FCC Net Neutrality Rules: What Does Proposal Mean For Comcast-TWC Post-2018?

Comcast has been vague in response to questions about what it will do when its Net neutrality condition expires

Internet Circuits The FCC is reportedly proposing new rules that could spell the end for Net neutrality.

In the wake of a controversial proposal by regulators that would allow broadband providers to charge more for access to their fastest lanes, all eyes turned to Comcast, the conglomerate seeking regulatory approval for its merger with Time Warner Cable, for its stance on the issue.

The proposed rules from the Federal Communications Commission were swiftly condemned by advocates of an open Internet, who cherish Net neutrality, the principle that all content should be treated equally on the Web. And for the many Americans who get online through Comcast Corp. (NASDAQ:CMCSA), the nation’s largest provider of high-speed Internet service, a vocal public backlash may be only the beginning. If the Philadelphia-based cable giant’s merger with Time Warner Cable Inc. (NYSE:TWC) is approved, Comcast would gain control of one-third of the U.S. broadband market. Its stance on Net neutrality is not one that consumers -- or regulators -- can afford to ignore, as they debate the proposed rules, which will be released for public comment on May 15 and voted on later this year.

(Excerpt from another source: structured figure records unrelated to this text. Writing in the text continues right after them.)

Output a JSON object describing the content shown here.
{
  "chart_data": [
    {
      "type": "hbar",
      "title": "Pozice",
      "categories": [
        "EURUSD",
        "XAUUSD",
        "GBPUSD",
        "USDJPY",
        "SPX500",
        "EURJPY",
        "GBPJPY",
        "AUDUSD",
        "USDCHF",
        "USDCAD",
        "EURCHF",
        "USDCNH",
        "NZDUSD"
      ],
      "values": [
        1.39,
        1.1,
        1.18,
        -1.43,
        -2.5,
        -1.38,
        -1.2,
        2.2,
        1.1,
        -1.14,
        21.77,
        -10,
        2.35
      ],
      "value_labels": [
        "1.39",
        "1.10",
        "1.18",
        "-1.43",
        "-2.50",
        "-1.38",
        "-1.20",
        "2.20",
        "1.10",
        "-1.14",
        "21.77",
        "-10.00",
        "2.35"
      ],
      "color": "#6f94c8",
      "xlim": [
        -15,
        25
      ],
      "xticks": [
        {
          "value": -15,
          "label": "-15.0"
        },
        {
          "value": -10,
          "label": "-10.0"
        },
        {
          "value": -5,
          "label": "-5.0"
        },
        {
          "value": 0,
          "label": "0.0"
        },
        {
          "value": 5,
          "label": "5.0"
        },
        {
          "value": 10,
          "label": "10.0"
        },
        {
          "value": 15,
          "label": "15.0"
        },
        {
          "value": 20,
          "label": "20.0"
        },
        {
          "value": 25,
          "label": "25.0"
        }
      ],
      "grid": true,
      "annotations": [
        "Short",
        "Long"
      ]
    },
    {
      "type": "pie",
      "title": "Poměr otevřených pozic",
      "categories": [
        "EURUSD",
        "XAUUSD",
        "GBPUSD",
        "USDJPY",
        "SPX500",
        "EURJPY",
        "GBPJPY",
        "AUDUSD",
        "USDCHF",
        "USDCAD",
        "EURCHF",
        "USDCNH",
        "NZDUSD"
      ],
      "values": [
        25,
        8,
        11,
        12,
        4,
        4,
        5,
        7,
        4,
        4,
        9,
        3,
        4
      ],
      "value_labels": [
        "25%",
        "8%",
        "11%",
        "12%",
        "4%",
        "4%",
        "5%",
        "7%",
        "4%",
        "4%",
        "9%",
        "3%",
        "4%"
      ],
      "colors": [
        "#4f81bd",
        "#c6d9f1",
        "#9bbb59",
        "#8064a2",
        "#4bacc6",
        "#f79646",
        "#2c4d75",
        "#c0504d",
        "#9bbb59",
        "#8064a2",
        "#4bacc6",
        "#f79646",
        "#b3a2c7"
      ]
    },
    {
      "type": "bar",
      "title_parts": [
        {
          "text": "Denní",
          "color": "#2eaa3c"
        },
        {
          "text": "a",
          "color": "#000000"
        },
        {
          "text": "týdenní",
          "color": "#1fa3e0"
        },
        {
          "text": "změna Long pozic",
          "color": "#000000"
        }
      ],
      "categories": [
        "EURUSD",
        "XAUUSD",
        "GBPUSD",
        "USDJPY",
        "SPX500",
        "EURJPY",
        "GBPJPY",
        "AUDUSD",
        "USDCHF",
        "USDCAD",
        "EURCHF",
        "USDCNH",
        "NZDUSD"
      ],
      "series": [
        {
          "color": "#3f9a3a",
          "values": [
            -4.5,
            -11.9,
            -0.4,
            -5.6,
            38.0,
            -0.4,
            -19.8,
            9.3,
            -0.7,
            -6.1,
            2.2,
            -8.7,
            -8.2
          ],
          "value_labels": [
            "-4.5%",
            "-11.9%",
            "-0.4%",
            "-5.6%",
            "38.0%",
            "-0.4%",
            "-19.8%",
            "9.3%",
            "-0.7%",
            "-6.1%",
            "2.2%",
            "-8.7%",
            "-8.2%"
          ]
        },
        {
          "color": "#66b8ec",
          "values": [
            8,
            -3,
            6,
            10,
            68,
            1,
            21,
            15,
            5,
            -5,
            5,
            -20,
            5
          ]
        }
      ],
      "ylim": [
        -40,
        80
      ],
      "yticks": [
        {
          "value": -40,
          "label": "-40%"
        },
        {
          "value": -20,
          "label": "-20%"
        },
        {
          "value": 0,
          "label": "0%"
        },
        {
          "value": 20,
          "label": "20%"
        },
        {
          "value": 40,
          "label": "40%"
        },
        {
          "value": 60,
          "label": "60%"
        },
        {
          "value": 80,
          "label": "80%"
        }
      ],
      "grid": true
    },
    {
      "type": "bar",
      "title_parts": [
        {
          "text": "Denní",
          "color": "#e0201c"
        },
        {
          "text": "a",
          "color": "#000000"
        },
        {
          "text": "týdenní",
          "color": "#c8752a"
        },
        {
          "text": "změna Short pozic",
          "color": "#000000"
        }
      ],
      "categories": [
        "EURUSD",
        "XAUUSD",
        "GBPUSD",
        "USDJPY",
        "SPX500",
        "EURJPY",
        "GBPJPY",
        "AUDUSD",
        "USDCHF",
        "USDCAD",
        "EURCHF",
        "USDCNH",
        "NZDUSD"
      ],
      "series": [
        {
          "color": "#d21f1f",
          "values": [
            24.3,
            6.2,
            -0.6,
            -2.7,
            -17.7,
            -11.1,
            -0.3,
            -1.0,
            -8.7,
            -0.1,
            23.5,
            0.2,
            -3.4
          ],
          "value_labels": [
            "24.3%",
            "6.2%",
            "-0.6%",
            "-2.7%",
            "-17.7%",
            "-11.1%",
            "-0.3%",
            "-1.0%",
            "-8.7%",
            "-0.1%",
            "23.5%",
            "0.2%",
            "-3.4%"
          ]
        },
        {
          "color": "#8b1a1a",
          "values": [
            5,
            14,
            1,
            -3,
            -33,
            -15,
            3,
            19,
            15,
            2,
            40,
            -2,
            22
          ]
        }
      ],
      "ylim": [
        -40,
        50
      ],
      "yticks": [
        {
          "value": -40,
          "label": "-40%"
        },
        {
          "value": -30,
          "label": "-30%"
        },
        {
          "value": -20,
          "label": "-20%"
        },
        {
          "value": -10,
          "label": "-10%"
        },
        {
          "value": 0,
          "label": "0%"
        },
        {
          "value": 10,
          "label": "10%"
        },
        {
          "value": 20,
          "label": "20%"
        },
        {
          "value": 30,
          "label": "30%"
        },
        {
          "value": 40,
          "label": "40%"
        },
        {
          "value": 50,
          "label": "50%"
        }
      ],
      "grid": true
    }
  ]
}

Some content companies, most visibly Netflix Inc. (NASDAQ:NFLX), have already come out against the Comcast merger for that very reason, saying the merged entity would have the power to, among other things, discriminate against unaffiliated content. In a letter to Netflix shareholders this week, Reed Hastings, the company’s CEO, said Comcast is already dominant to the point of being able to demand “unprecedented fees” from online streaming services. A larger Comcast, Hastings said, will clearly just make things worse. “The combined company would possess even more anti-competitive leverage to charge arbitrary interconnection tolls for access to their customers,” Hastings said. “For this reason, Netflix opposes this merger.”

The comment came following a deal in which Netflix reluctantly agreed to pay Comcast for a direct connection that would increase the speed of its streaming services. But Comcast quickly swung back, calling Netflix’s position full of “inaccuracies” and reminding consumers, as it often does, that Comcast is the only U.S. Internet service provider legally bound to adhere to the principle of Net neutrality. “There has been no company that has had a stronger commitment to openness of the Internet than Comcast,” Jennifer Khoury, a company spokesman, said in a statement. “[W]e are the only ISP in the country that is currently legally bound by the FCC’s vacated net neutrality rules.”

Indeed, a federal appeals court in January struck down, for the second time, the FCC’s previous open Internet rules. Comcast, as a condition of its 2011 merger with NBCUniversal, is still bound by them -- and it has been repeatedly reminding consumers of that fact in its bid to win public support for the TWC merger. “In fact, one of the many benefits of our proposed transaction with Time Warner Cable will be the extension of Net neutrality protections to millions of additional Americans,” Khoury said.

But there’s just one small problem. Comcast is only bound by the merger condition until 2018. Provided the merger with TWC is approved, and provided the FCC’s proposed rules are not friendly to Net neutrality, Comcast, in just four short years, would be in a position to flip off the “neutral” switch on a third of Internet users.  

How Comcast will operate beyond 2018 remains one of the biggest question marks in the communications industry. At a congressional hearing this month, Sen. Patrick Leahy, D-Vt., asked David Cohen, Comcast’s executive vice president, that very question, but Cohen’s answer wasn’t exactly forthcoming. As Consumerist noted, Cohen remarked that the issue will likely take care of itself, as the FCC was working on proposed rules to address the issue. “I can’t imagine the commission isn’t going to have those rules in place before 2018,” Cohen said.

But as we’ve seen from Thursday’s announcement, those rules are not likely to preserve Net neutrality at all. At best, they will provide a mechanism by which online players like Google Inc. (NASDAQ:GOOG) and Amazon.com Inc. (NASDAQ:AMZN) can ensure speedier delivery of their content by ponying up lane tolls to Internet service providers. The larger concern is that that speedier delivery will come at the expense of those smaller players that can’t afford to pay for it.

Comcast can affirm its commitment to a “free and open Internet” all it wants. As a company seeking regulatory approval for a high-profile and highly controversial merger, it has no choice but to be on its best behavior. Customers will have to wait until after 2018 to find out if Comcast’s claims are genuine or just lip service.

In the meantime, proponents of Net neutrality are remaining anything but neutral. Upon news of the FCC’s proposed rules on Thursday, advocates launched a White House petition calling on the Obama administration to preserve “complete neutrality in our communication channels.” In a matter of hours, the petition had gained more than 1,000 signatures. If it reaches 100,000, the White House is required to respond.